Hoekse en Kabeljauwse twisten
Uit Wikipedia, de vrije encyclopedie
Het conflict tussen de Hoeken en Kabeljauwen was een strijd tussen verschillende facties binnen de elite van het graafschap Holland. Adel en steden waren erbij betrokken. De strijd woedde gedurende de tweede helft van de 14e en de 15e eeuw in Holland en West-Friesland en heeft bijna honderd jaar geduurd.
Inhoud |
[bewerk] Oorsprong
De oorsprong van het conflict lag in het kinderloos overlijden van graaf Willem IV van Holland in 1345. Door de huwelijkspolitiek van Willem III konden de koningen van Engeland en Frankrijk en de keizer van Duitsland alle drie aanspraak maken op de opvolging. Als opperleenheer beleende keizer Lodewijk zijn vrouw Margaretha, de oudste zuster van Willem IV, op 13 januari 1346 met de graafschappen.
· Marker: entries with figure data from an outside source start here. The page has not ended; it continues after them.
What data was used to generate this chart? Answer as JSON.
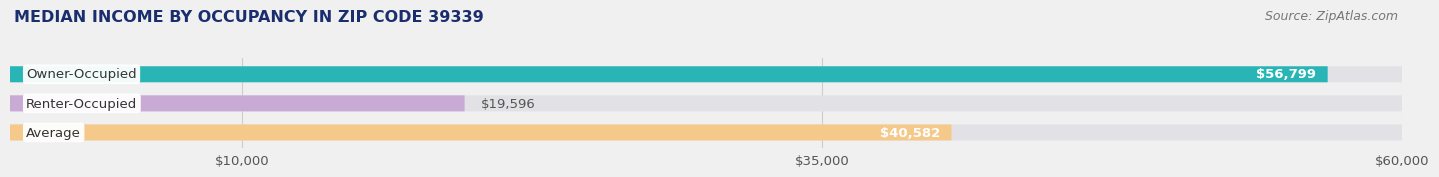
{
  "title": "MEDIAN INCOME BY OCCUPANCY IN ZIP CODE 39339",
  "source": "Source: ZipAtlas.com",
  "categories": [
    "Owner-Occupied",
    "Renter-Occupied",
    "Average"
  ],
  "values": [
    56799,
    19596,
    40582
  ],
  "value_labels": [
    "$56,799",
    "$19,596",
    "$40,582"
  ],
  "bar_colors": [
    "#29b5b5",
    "#c9aad4",
    "#f5c98a"
  ],
  "bg_color": "#f0f0f0",
  "bar_bg_color": "#e2e2e6",
  "xlim": [
    0,
    60000
  ],
  "xticks": [
    10000,
    35000,
    60000
  ],
  "xticklabels": [
    "$10,000",
    "$35,000",
    "$60,000"
  ],
  "title_fontsize": 11.5,
  "label_fontsize": 9.5,
  "value_fontsize": 9.5,
  "source_fontsize": 9,
  "title_color": "#1a2e6e",
  "source_color": "#777777"
}
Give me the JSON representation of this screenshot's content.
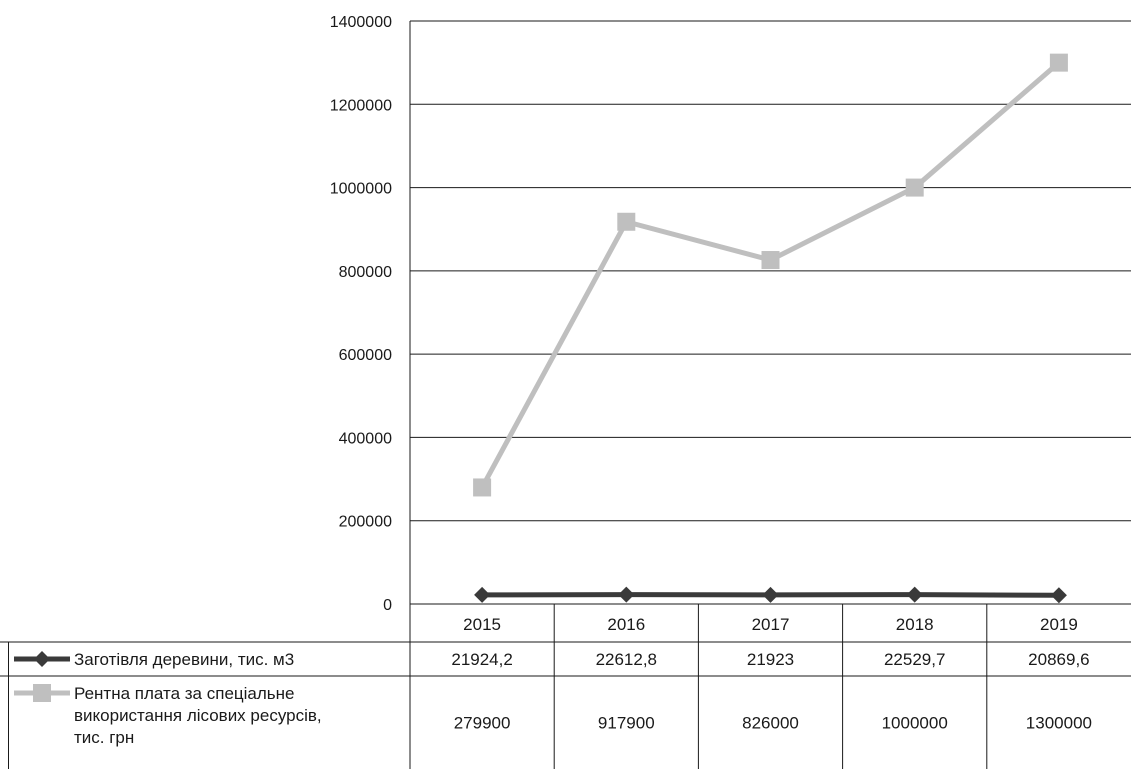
{
  "chart_data": {
    "type": "line",
    "categories": [
      "2015",
      "2016",
      "2017",
      "2018",
      "2019"
    ],
    "ylim": [
      0,
      1400000
    ],
    "yticks": [
      "0",
      "200000",
      "400000",
      "600000",
      "800000",
      "1000000",
      "1200000",
      "1400000"
    ],
    "grid": true,
    "legend_placement": "data-table-left",
    "series": [
      {
        "name": "Заготівля деревини, тис. м3",
        "name_lines": [
          "Заготівля деревини, тис. м3"
        ],
        "values": [
          21924.2,
          22612.8,
          21923,
          22529.7,
          20869.6
        ],
        "labels": [
          "21924,2",
          "22612,8",
          "21923",
          "22529,7",
          "20869,6"
        ],
        "color": "#3a3a3a",
        "marker": "diamond"
      },
      {
        "name": "Рентна плата за спеціальне використання лісових ресурсів, тис. грн",
        "name_lines": [
          "Рентна плата за спеціальне",
          "використання лісових ресурсів,",
          "тис. грн"
        ],
        "values": [
          279900,
          917900,
          826000,
          1000000,
          1300000
        ],
        "labels": [
          "279900",
          "917900",
          "826000",
          "1000000",
          "1300000"
        ],
        "color": "#bfbfbf",
        "marker": "square"
      }
    ]
  }
}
Willem had er een dure levensstijl op na gehouden, vooral door zijn vele veldtochten. Om dit te kunnen financieren, gaf hij veel privileges weg en nam vertegenwoordigers van de steden op in het Hof van Holland. De steden groeiden in deze periode uit tot belangrijke machtsfactor. Na het overlijden van Willem IV zagen edelen die niet in de raad waren opgenomen hun kans om belangrijke posities en daarmee inkomsten voor zichzelf op te eisen. In de steden heerste onrust door de zware financiële verplichtingen die men was aangegaan voor Willem IV. Margaretha en haar regent en oom Jan van Beaumont konden deze verplichtingen niet voldoende aflossen om zo deze onrust weg te nemen.
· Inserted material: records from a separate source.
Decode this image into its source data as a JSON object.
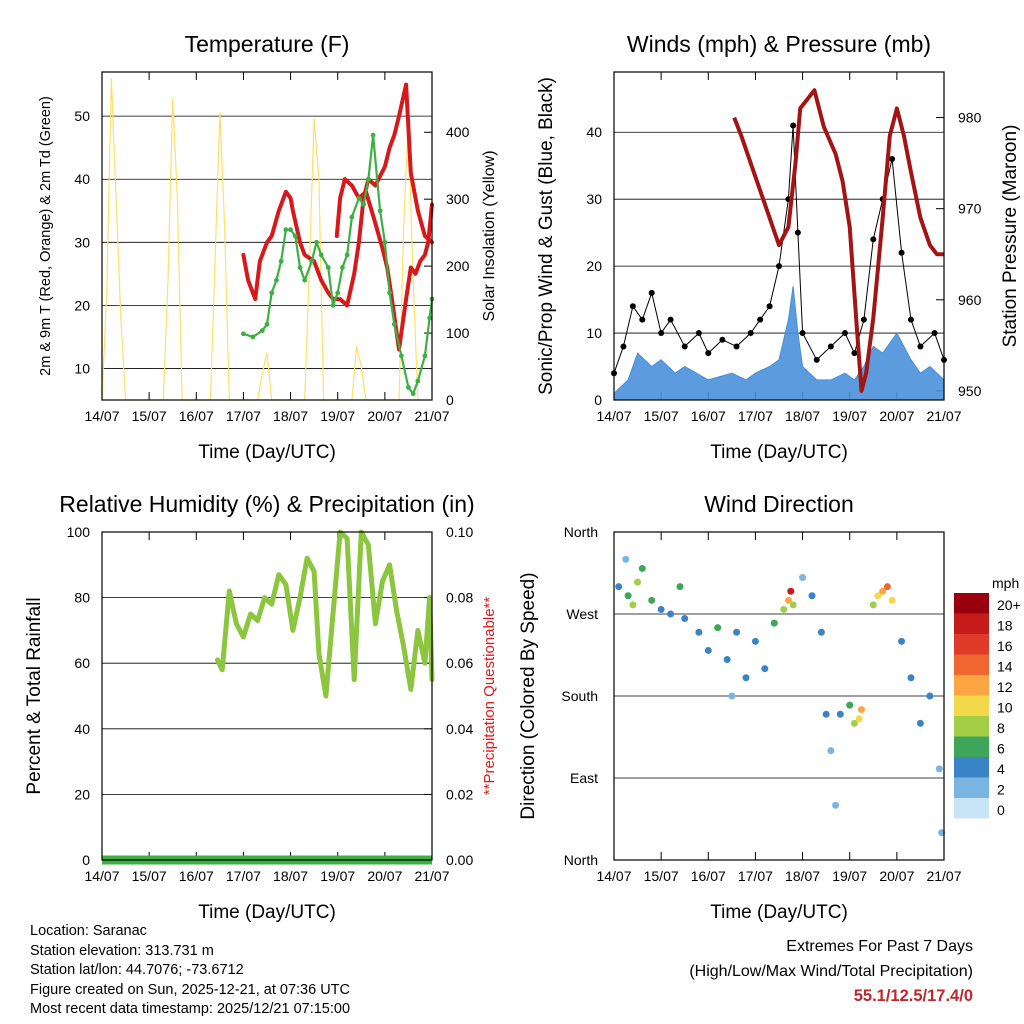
{
  "time_ticks": [
    "14/07",
    "15/07",
    "16/07",
    "17/07",
    "18/07",
    "19/07",
    "20/07",
    "21/07"
  ],
  "time_axis_label": "Time (Day/UTC)",
  "colors": {
    "temp_2m": "#d7191c",
    "temp_9m": "#f28c28",
    "dewpoint": "#3cb043",
    "solar": "#ffe066",
    "wind": "#4a90d9",
    "gust": "#000000",
    "pressure": "#a31515",
    "humidity": "#8cc63f",
    "precip": "#3cb043",
    "questionable": "#e31a1c",
    "extremes": "#c0272d"
  },
  "chart_data": [
    {
      "id": "temperature",
      "type": "line",
      "title": "Temperature (F)",
      "xlabel": "Time (Day/UTC)",
      "ylabel": "2m & 9m T (Red, Orange) & 2m Td (Green)",
      "ylabel_right": "Solar Insolation (Yellow)",
      "xlim": [
        0,
        7
      ],
      "ylim": [
        5,
        57
      ],
      "yticks": [
        10,
        20,
        30,
        40,
        50
      ],
      "ylim_right": [
        0,
        490
      ],
      "yticks_right": [
        0,
        100,
        200,
        300,
        400
      ],
      "series": [
        {
          "name": "2m T",
          "color": "#d7191c",
          "x": [
            3.0,
            3.1,
            3.25,
            3.35,
            3.5,
            3.6,
            3.75,
            3.9,
            4.0,
            4.05,
            4.2,
            4.3,
            4.5,
            4.65,
            4.8,
            4.9,
            4.97,
            5.05,
            5.2,
            5.35,
            5.45,
            5.55,
            5.65,
            5.8,
            6.0,
            6.1,
            6.2,
            6.3,
            6.45,
            6.55,
            6.7,
            6.85,
            7.0
          ],
          "values": [
            28,
            24,
            21,
            27,
            30,
            31,
            35,
            38,
            37,
            35,
            30,
            28,
            27,
            24,
            22,
            21,
            21,
            21,
            20,
            25,
            30,
            37,
            40,
            39,
            42,
            45,
            47,
            50,
            55,
            41,
            35,
            31,
            30
          ]
        },
        {
          "name": "2m T (b)",
          "color": "#d7191c",
          "x": [
            4.98,
            5.05,
            5.15,
            5.3,
            5.45,
            5.6,
            5.8,
            5.95,
            6.05,
            6.15,
            6.3,
            6.45,
            6.55,
            6.65,
            6.75,
            6.85,
            6.92,
            7.0
          ],
          "values": [
            31,
            37,
            40,
            39,
            37,
            38,
            33,
            29,
            26,
            21,
            13,
            21,
            26,
            25,
            27,
            28,
            30,
            36
          ]
        },
        {
          "name": "2m Td",
          "color": "#3cb043",
          "x": [
            3.0,
            3.2,
            3.4,
            3.5,
            3.6,
            3.7,
            3.8,
            3.9,
            4.0,
            4.1,
            4.2,
            4.3,
            4.45,
            4.55,
            4.65,
            4.8,
            4.9,
            5.0,
            5.1,
            5.2,
            5.3,
            5.45,
            5.55,
            5.65,
            5.75,
            5.9,
            6.0,
            6.1,
            6.2,
            6.35,
            6.5,
            6.6,
            6.7,
            6.85,
            6.95,
            7.0
          ],
          "values": [
            15.5,
            15,
            16,
            17,
            22,
            24,
            27,
            32,
            32,
            31,
            26,
            24,
            27,
            30,
            28,
            26,
            20,
            22,
            26,
            28,
            34,
            37,
            36,
            40,
            47,
            35,
            30,
            22,
            17,
            12,
            7,
            6,
            8,
            12,
            18,
            21
          ]
        },
        {
          "name": "Solar Insolation",
          "color": "#ffe066",
          "axis": "right",
          "x": [
            0.0,
            0.1,
            0.2,
            0.3,
            0.4,
            0.5,
            0.6,
            0.7,
            1.3,
            1.4,
            1.5,
            1.6,
            1.7,
            2.3,
            2.4,
            2.5,
            2.6,
            2.7,
            3.3,
            3.4,
            3.5,
            3.6,
            4.3,
            4.4,
            4.5,
            4.6,
            4.7,
            5.3,
            5.4,
            5.5,
            5.6,
            6.3,
            6.4,
            6.5,
            6.6,
            6.7
          ],
          "values": [
            0,
            160,
            480,
            300,
            120,
            0,
            0,
            0,
            0,
            180,
            450,
            300,
            0,
            0,
            210,
            430,
            260,
            0,
            0,
            40,
            70,
            0,
            0,
            200,
            420,
            330,
            0,
            0,
            80,
            50,
            0,
            0,
            260,
            420,
            180,
            0
          ]
        }
      ]
    },
    {
      "id": "winds",
      "type": "scatter",
      "title": "Winds (mph) & Pressure (mb)",
      "xlabel": "Time (Day/UTC)",
      "ylabel": "Sonic/Prop Wind & Gust (Blue, Black)",
      "ylabel_right": "Station Pressure (Maroon)",
      "xlim": [
        0,
        7
      ],
      "ylim": [
        0,
        49
      ],
      "yticks": [
        0,
        10,
        20,
        30,
        40
      ],
      "ylim_right": [
        949,
        985
      ],
      "yticks_right": [
        950,
        960,
        970,
        980
      ],
      "series": [
        {
          "name": "Wind",
          "color": "#4a90d9",
          "x": [
            0.0,
            0.3,
            0.5,
            0.8,
            1.0,
            1.3,
            1.5,
            2.0,
            2.5,
            2.8,
            3.0,
            3.3,
            3.5,
            3.7,
            3.8,
            3.9,
            4.0,
            4.3,
            4.6,
            4.9,
            5.1,
            5.3,
            5.5,
            5.7,
            6.0,
            6.3,
            6.5,
            6.7,
            7.0
          ],
          "values": [
            1,
            3,
            7,
            5,
            6,
            4,
            5,
            3,
            4,
            3,
            4,
            5,
            6,
            12,
            17,
            10,
            5,
            3,
            3,
            4,
            3,
            5,
            8,
            7,
            10,
            6,
            4,
            5,
            3
          ]
        },
        {
          "name": "Gust",
          "color": "#000000",
          "x": [
            0.0,
            0.2,
            0.4,
            0.6,
            0.8,
            1.0,
            1.2,
            1.5,
            1.8,
            2.0,
            2.3,
            2.6,
            2.9,
            3.1,
            3.3,
            3.5,
            3.7,
            3.8,
            3.9,
            4.0,
            4.3,
            4.6,
            4.9,
            5.1,
            5.3,
            5.5,
            5.7,
            5.9,
            6.1,
            6.3,
            6.5,
            6.8,
            7.0
          ],
          "values": [
            4,
            8,
            14,
            12,
            16,
            10,
            12,
            8,
            10,
            7,
            9,
            8,
            10,
            12,
            14,
            20,
            30,
            41,
            25,
            10,
            6,
            8,
            10,
            7,
            12,
            24,
            30,
            36,
            22,
            12,
            8,
            10,
            6
          ]
        },
        {
          "name": "Station Pressure",
          "color": "#a31515",
          "axis": "right",
          "x": [
            2.55,
            2.7,
            2.9,
            3.1,
            3.3,
            3.5,
            3.7,
            3.85,
            3.95,
            4.25,
            4.45,
            4.7,
            4.85,
            5.0,
            5.15,
            5.25,
            5.35,
            5.5,
            5.7,
            5.85,
            6.0,
            6.15,
            6.3,
            6.5,
            6.7,
            6.85,
            7.0
          ],
          "values": [
            980,
            978,
            975,
            972,
            969,
            966,
            968,
            975,
            981,
            983,
            979,
            976,
            973,
            968,
            957,
            950,
            952,
            958,
            969,
            978,
            981,
            978,
            974,
            969,
            966,
            965,
            965
          ]
        }
      ]
    },
    {
      "id": "humidity",
      "type": "line",
      "title": "Relative Humidity (%) & Precipitation (in)",
      "xlabel": "Time (Day/UTC)",
      "ylabel": "Percent & Total Rainfall",
      "ylabel_right": "**Precipitation Questionable**",
      "xlim": [
        0,
        7
      ],
      "ylim": [
        0,
        100
      ],
      "yticks": [
        0,
        20,
        40,
        60,
        80,
        100
      ],
      "ylim_right": [
        0,
        0.1
      ],
      "yticks_right": [
        "0.00",
        "0.02",
        "0.04",
        "0.06",
        "0.08",
        "0.10"
      ],
      "series": [
        {
          "name": "Relative Humidity",
          "color": "#8cc63f",
          "x": [
            2.45,
            2.55,
            2.7,
            2.85,
            3.0,
            3.15,
            3.3,
            3.45,
            3.6,
            3.75,
            3.9,
            4.05,
            4.2,
            4.35,
            4.5,
            4.6,
            4.75,
            4.9,
            5.05,
            5.2,
            5.35,
            5.5,
            5.65,
            5.8,
            5.95,
            6.1,
            6.25,
            6.4,
            6.55,
            6.7,
            6.85,
            6.95,
            7.0
          ],
          "values": [
            61,
            58,
            82,
            72,
            68,
            75,
            73,
            80,
            78,
            87,
            84,
            70,
            80,
            92,
            88,
            63,
            50,
            75,
            100,
            98,
            55,
            100,
            96,
            72,
            85,
            90,
            76,
            65,
            52,
            70,
            60,
            80,
            55
          ]
        },
        {
          "name": "Total Precipitation",
          "color": "#3cb043",
          "axis": "right",
          "x": [
            0.0,
            7.0
          ],
          "values": [
            0.0,
            0.0
          ]
        }
      ]
    },
    {
      "id": "direction",
      "type": "scatter",
      "title": "Wind Direction",
      "xlabel": "Time (Day/UTC)",
      "ylabel": "Direction (Colored By Speed)",
      "xlim": [
        0,
        7
      ],
      "ylim": [
        0,
        360
      ],
      "ytick_labels": [
        "North",
        "East",
        "South",
        "West",
        "North"
      ],
      "colorbar_title": "mph",
      "colorbar_labels": [
        "20+",
        "18",
        "16",
        "14",
        "12",
        "10",
        "8",
        "6",
        "4",
        "2",
        "0"
      ],
      "colorbar_colors": [
        "#99000d",
        "#c51b1b",
        "#e03a2a",
        "#f06630",
        "#fba543",
        "#f3d84a",
        "#a3cf46",
        "#3ea65a",
        "#3a84c6",
        "#7ab4e1",
        "#c9e4f6"
      ],
      "points": [
        {
          "x": 0.1,
          "y": 300,
          "s": 3
        },
        {
          "x": 0.25,
          "y": 330,
          "s": 2
        },
        {
          "x": 0.3,
          "y": 290,
          "s": 5
        },
        {
          "x": 0.4,
          "y": 280,
          "s": 7
        },
        {
          "x": 0.5,
          "y": 305,
          "s": 8
        },
        {
          "x": 0.6,
          "y": 320,
          "s": 6
        },
        {
          "x": 0.8,
          "y": 285,
          "s": 5
        },
        {
          "x": 1.0,
          "y": 275,
          "s": 4
        },
        {
          "x": 1.2,
          "y": 270,
          "s": 4
        },
        {
          "x": 1.4,
          "y": 300,
          "s": 6
        },
        {
          "x": 1.5,
          "y": 265,
          "s": 3
        },
        {
          "x": 1.8,
          "y": 250,
          "s": 4
        },
        {
          "x": 2.0,
          "y": 230,
          "s": 3
        },
        {
          "x": 2.2,
          "y": 255,
          "s": 5
        },
        {
          "x": 2.4,
          "y": 220,
          "s": 3
        },
        {
          "x": 2.5,
          "y": 180,
          "s": 2
        },
        {
          "x": 2.6,
          "y": 250,
          "s": 4
        },
        {
          "x": 2.8,
          "y": 200,
          "s": 3
        },
        {
          "x": 3.0,
          "y": 240,
          "s": 4
        },
        {
          "x": 3.2,
          "y": 210,
          "s": 3
        },
        {
          "x": 3.4,
          "y": 260,
          "s": 5
        },
        {
          "x": 3.6,
          "y": 275,
          "s": 8
        },
        {
          "x": 3.7,
          "y": 285,
          "s": 12
        },
        {
          "x": 3.75,
          "y": 295,
          "s": 18
        },
        {
          "x": 3.8,
          "y": 280,
          "s": 8
        },
        {
          "x": 4.0,
          "y": 310,
          "s": 2
        },
        {
          "x": 4.2,
          "y": 290,
          "s": 3
        },
        {
          "x": 4.4,
          "y": 250,
          "s": 4
        },
        {
          "x": 4.5,
          "y": 160,
          "s": 3
        },
        {
          "x": 4.6,
          "y": 120,
          "s": 2
        },
        {
          "x": 4.7,
          "y": 60,
          "s": 2
        },
        {
          "x": 4.8,
          "y": 160,
          "s": 4
        },
        {
          "x": 5.0,
          "y": 170,
          "s": 5
        },
        {
          "x": 5.1,
          "y": 150,
          "s": 7
        },
        {
          "x": 5.2,
          "y": 155,
          "s": 10
        },
        {
          "x": 5.25,
          "y": 165,
          "s": 12
        },
        {
          "x": 5.5,
          "y": 280,
          "s": 7
        },
        {
          "x": 5.6,
          "y": 290,
          "s": 10
        },
        {
          "x": 5.7,
          "y": 295,
          "s": 12
        },
        {
          "x": 5.8,
          "y": 300,
          "s": 14
        },
        {
          "x": 5.9,
          "y": 285,
          "s": 9
        },
        {
          "x": 6.1,
          "y": 240,
          "s": 4
        },
        {
          "x": 6.3,
          "y": 200,
          "s": 3
        },
        {
          "x": 6.5,
          "y": 150,
          "s": 3
        },
        {
          "x": 6.7,
          "y": 180,
          "s": 4
        },
        {
          "x": 6.9,
          "y": 100,
          "s": 2
        },
        {
          "x": 6.95,
          "y": 30,
          "s": 1
        }
      ]
    }
  ],
  "meta": {
    "location": "Location: Saranac",
    "elevation": "Station elevation: 313.731 m",
    "latlon": "Station lat/lon: 44.7076; -73.6712",
    "created": "Figure created on Sun, 2025-12-21, at 07:36 UTC",
    "recent": "Most recent data timestamp: 2025/12/21 07:15:00"
  },
  "extremes": {
    "title": "Extremes For Past 7 Days",
    "subtitle": "(High/Low/Max Wind/Total Precipitation)",
    "values": "55.1/12.5/17.4/0"
  }
}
In september 1346 werd haar dertienjarige zoon Willem belast met het bestuur in Holland en Zeeland. Gezien zijn leeftijd lag de macht echter nog steeds in handen van Jan van Beaumont. Ondertussen was er nog steeds oorlog met Friesland en Utrecht. Op 5 januari 1349 stelde Margaretha haar zoon aan als graaf en bedong een uitkering van 15.000 gulden met een jaargeld van 6000 gulden. Gezien de financiële situatie wezen de steden en edelen dit in maart 1349 -het jaar dat de Zwarte Dood de Lage Landen trof- in Geertruidenberg af, waardoor er niet veel overbleef van het gezag van Willem V.
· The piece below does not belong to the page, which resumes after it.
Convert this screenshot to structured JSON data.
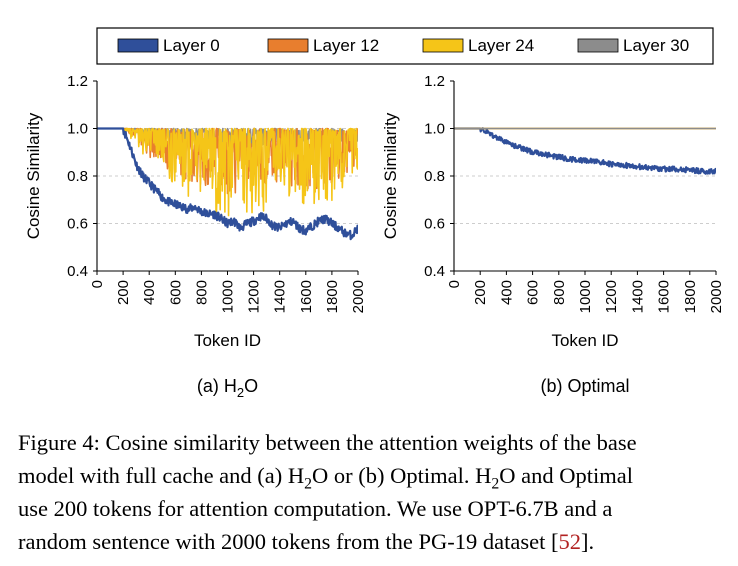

Vooral een aantal edelen, waaronder Jan I van Egmond en Gerard van Heemskerk, zag als enige uitkomst dat Willem V zijn banden met zijn moeder en omgeving los zou maken. Wolfert III van Borselen zou deze staatsgreep begin 1350 uit moeten voeren, maar dit werd verhinderd door de terugkeer van Margaretha, waarna Willem V zich aan haar onderwierp in het besef te hebben gefaald. De opstandige edelen gaven echter niet op en sloten op 23 mei 1350 de Kabeljauwse Verbondsakte, waarmee zij aangaven dat Willem V landsheer moest worden zonder de betalingsverplichting aan zijn moeder. Hoewel enkele steden zoals Delft zich direct aansloten, werd op 5 september een verbond gesloten door de Hoeken.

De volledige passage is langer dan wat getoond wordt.